L’ansia è una realtà sempre più presente tra gli studenti italiani. Secondo un’indagine di “Skuola.net”, ripresa dall’ANSA, oltre otto studenti su dieci dichiarano di provare ansia o forte disagio legato alla scuola, soprattutto in occasione di verifiche e interrogazioni.
Si tratta di un fenomeno increscita, alimentato dall’aumento del carico di studio, dalla pressione per ottenere buoni risultati dal timore di non soddisfare le aspettative altrui. Come rilevato dall’Istituto Superiore di Sanità, l’ansia non è sempre negativa: essa può aiutare a restare concentrati, ma, se eccessiva e incontrollata, può anche compromettere la vita quotidiana dello studente.
Molti ragazzi riferiscono di avere veri e propri blocchi emotivi durante le prove orali, nonostante una preparazione adeguata. Tra le principali cause dell’ansia scolastica emergono le verifiche frequenti, la pressione legata ai voti e il confronto continuo con i compagni. Il paragone costante dei risultati può portare alcuni studenti a sentirsi inferiori o incapaci, anche quando l’impegno nello studio è elevato. Questa percezione negativa di sé contribuisce ad aumentare insicurezza e stress.

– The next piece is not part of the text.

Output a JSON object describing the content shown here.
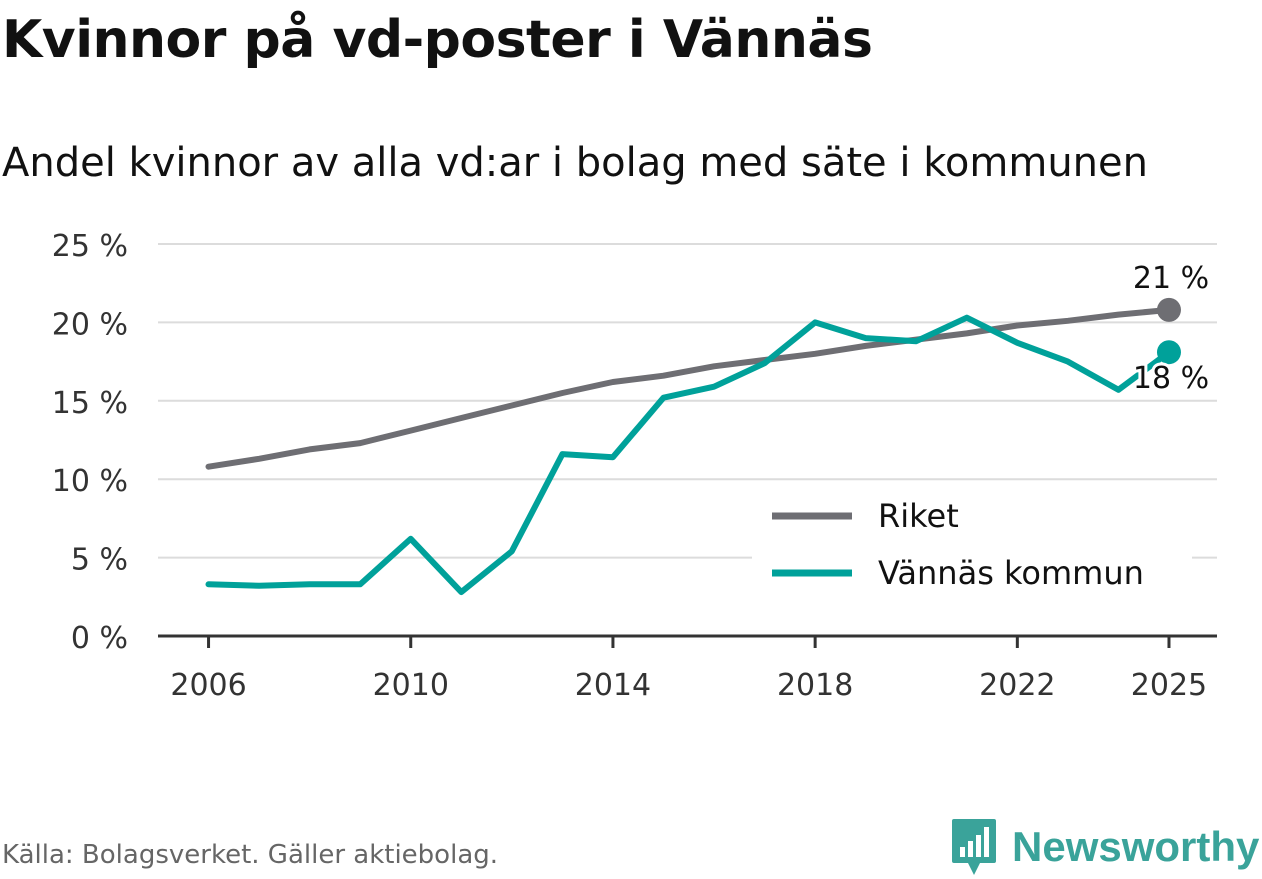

L’ansia può avere effetti negativi sul benessere degli studenti, come difficoltà a concentrarsi, disturbi del sonno e poca fiducia in sé stessi. L’Organizzazione Mondiale della Sanità sottolinea che questi sintomi, se trascurati, possono influire negativamente sia sul rendimento scolastico sia sull’equilibrio psicofisico a lungo termine.
Per affrontare il problema, gli esperti consigliano strategie di gestione dello stress, come una migliore organizzazione dello studio, una pianificazione puntuale delle attività, tecniche di rilassamento e respirazione, ma anche il dialogo con adulti di riferimento. Secondo l’Istituto Superiore di Sanità, iniziative scolastiche come Sportelli di Ascolto e progetti dedicati al benessere emotivo aiutano gli studenti a sentirsi meno soli e più compresi. Molti ragazzi, infatti, raccontano di aver tratto beneficio dal confronto con insegnanti o figure educative disponibili all’ascolto.
In questo scenario, la scuola non deve essere percepita come un ostacolo insormontabile, bensì come un luogo di crescita in cui l’errore è parte integrante del percorso e dove ognuno può trovare il proprio spazio senza sentirsi inadeguato. Proprio questo aspetto rimanda al monito del Presidente della Repubblica, Sergio Mattarella . Nel suo discorso di fine anno, il Capo dello Stato ha esortato i giovani a non lasciarsi imprigionare da “etichette” o modelli predefiniti, invitandoli a essere “esigenti” con se stessi ma anche coraggiosi e responsabili.
Il messaggio di Mattarella trasforma l’ansia da limite a sfida: imparare a cadere e rialzarsi significa prendere in mano le redini della propria vita. Promuovere il dialogo, il confronto e il sostegno reciproco è l’unica via per permettere agli studenti di vivere la scuola con consapevolezza, trasformando la paura nella forza necessaria per costruire passo dopo passo il proprio futuro.